PAYMAYA Enterprise and Courage Asia, in collaboration with the Philippine Young Chefs Club and Tourism Industry Board Foundation, Inc (TIBFI), presents the third edition of The Restaurant Investment Conference, with the theme “Beyond The Plate, Food Design Thinking”, on October 9, 2019, at the Conrad Hotel, Mall of Asia, Pasay City. It puts the spotlight on design thinking as a growing approach to expand the many possibilities of growing a company, and explore the many ways it can discover the many business opportunities to guide its growth. Featuring restaurant top operators, practitioners and restaurant owners, design experts, and operations professionals, the conference theme focuses on three areas of the hospitality industry’s relevant concerns: designing the atmosphere, designing the menu, and designing the customer experience.
The design insights of these remarkable visionaries will focus on how the atmosphere juxtaposes with the menu, the customer experience, and most especially, the brand. Latest design trends, green architecture and latest technology, including process outsourcing, will be tackled as an important ingredient in restaurant business investments. Featured speakers include ARCHITECT PAULO ALCAZAREN, head of PGAA Creative Design, Manila and a registered and licensed Landscape Architect and Environmental Planner, ARCHITECT GENE GO, licensed and registered Architect and Project/Process Development Consultant; Senior Managing Partner for GSN+p Architecture Studio, an Architecture and Interior Design Partnership, which has done significant projects such as McDonald’s, UCC Coffee Shops, Omakase, Kimono Ken, Friday’s, Bo’s Coffee, Kenny Rogers Roasters, Fish and Co., Italianni’s and Congo Grille among others, ARCHITECT LIZA MORALES-CRESPO, the principal of Liza Crespo Ecotecture, is an architect with a focus on sustainable design, the CEO of Philippine Geogreen Inc., and the founder of New York based Archisupply LLC, and ARCHITECT CATHY SALDAÑA – SIEGEL, the Managing Director and President of her own firm PDP Architects, and CEO of the design outsource company called Collaboration Authority, and one of the prominent female architects in the country.

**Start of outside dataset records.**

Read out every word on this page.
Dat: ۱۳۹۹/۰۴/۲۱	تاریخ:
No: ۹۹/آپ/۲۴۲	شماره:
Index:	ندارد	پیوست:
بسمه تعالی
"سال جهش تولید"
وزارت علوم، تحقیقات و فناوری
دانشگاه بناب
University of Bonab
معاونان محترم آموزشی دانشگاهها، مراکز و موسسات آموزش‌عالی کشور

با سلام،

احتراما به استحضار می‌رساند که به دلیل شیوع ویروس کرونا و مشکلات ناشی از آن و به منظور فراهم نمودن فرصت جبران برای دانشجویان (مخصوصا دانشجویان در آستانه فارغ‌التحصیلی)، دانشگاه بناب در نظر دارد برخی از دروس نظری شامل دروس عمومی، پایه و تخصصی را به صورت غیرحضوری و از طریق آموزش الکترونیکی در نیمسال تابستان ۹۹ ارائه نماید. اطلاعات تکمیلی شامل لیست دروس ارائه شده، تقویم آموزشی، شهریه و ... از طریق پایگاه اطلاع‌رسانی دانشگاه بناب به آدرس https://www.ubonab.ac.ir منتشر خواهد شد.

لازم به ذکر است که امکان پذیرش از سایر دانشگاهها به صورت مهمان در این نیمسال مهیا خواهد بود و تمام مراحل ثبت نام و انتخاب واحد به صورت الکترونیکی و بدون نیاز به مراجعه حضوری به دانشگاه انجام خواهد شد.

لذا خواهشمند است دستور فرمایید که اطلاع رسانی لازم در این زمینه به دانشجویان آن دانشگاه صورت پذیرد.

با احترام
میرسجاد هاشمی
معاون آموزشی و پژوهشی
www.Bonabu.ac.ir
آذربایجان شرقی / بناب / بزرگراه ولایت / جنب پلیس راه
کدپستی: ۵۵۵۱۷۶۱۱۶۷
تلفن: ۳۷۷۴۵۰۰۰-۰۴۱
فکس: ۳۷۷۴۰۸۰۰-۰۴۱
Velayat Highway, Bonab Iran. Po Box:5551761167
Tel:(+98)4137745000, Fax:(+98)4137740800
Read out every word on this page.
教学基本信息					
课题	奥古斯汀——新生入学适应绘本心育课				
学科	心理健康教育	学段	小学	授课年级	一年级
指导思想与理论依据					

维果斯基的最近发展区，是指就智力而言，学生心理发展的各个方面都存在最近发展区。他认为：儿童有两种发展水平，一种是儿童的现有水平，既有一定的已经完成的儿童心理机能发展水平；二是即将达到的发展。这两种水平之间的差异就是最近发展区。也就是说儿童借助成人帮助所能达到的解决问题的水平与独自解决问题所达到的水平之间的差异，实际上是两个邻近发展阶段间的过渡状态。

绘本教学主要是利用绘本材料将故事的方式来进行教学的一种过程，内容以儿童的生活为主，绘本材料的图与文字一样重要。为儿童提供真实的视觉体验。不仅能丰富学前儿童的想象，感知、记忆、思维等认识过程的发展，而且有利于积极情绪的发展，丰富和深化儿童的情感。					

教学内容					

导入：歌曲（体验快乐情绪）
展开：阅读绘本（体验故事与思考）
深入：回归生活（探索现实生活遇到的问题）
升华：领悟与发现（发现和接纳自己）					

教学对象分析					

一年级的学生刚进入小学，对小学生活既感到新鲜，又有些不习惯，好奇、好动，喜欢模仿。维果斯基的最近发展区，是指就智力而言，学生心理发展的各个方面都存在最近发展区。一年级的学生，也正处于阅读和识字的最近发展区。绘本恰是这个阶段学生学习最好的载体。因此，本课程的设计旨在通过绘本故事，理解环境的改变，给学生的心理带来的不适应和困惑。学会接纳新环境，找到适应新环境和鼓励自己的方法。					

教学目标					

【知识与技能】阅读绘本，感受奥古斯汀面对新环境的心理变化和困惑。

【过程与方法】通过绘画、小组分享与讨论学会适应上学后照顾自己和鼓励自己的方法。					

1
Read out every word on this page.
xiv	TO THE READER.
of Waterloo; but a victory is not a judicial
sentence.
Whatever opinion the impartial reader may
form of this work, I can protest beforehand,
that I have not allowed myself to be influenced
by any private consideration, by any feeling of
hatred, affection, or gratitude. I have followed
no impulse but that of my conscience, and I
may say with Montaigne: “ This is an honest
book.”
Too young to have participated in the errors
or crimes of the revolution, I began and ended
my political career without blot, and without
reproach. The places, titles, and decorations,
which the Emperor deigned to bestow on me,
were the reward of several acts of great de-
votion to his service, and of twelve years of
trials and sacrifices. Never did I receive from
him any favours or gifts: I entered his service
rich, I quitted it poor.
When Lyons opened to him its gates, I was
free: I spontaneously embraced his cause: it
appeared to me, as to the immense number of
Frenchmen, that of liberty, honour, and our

As the heart and soul of the food business, the menu design affects all functions and facets of the business model innovation, regardless if the food business is homegrown or a foreign franchise, or a single, independent unit versus a multi-concept chain, or regardless of cuisine, of hero product, or product lifecycle stage. These thought leaders, with food design in their bloodstream, are some of the
drivers of the country’s restaurant industry. Featured speakers include CHACHA CALMA-JUINIO, Chief Operations Officer of Pizza Hut, Taco Bell and Dairy Queen, PAOLO SERRANO, Chief Operations Officer of Max’s Restaurant, ERIC DEE, the Chief Operations Officer of Foodee Global Concepts (Mesa, Todd English, Hawker Chan, and Tim Ho Wan to name a few), and EDNA BARIN, the Jollibee Food Corporation Country R&D head and Jollibee R&D head.
All customer touch points are summed up to be the definition of one’s experience. And in this experience economy, the factors range from the location, the accessibility, the social media and the other pertinent ingredients in making the experience unique, remarkable and simply amazing. Hear the various thought leaders on how the customer experience is designed, from ideation to inspiration to implementation. Featured speakers include HONEYLETTE PANGILINAN, relationship manager of PayMaya Enterprise, ALEXANDRA BUSTALIÑO, Head of Customer Experience of Goldilocks, SPANKY ENRIQUEZ, Editor-in-Chief of Let’s Eat! Star Sunday Supplement, and MYRA OCAMPO, head of Commercial Operations, Fort Bonifacio Development Corporation.
DANNY LIZARES, Managing Partner of Sierra Madre Capital, will keynote the conference with an investment overview, and MIGUEL ARANAZ, Design Thinking expert and facilitator, will end the learning session with a design framework.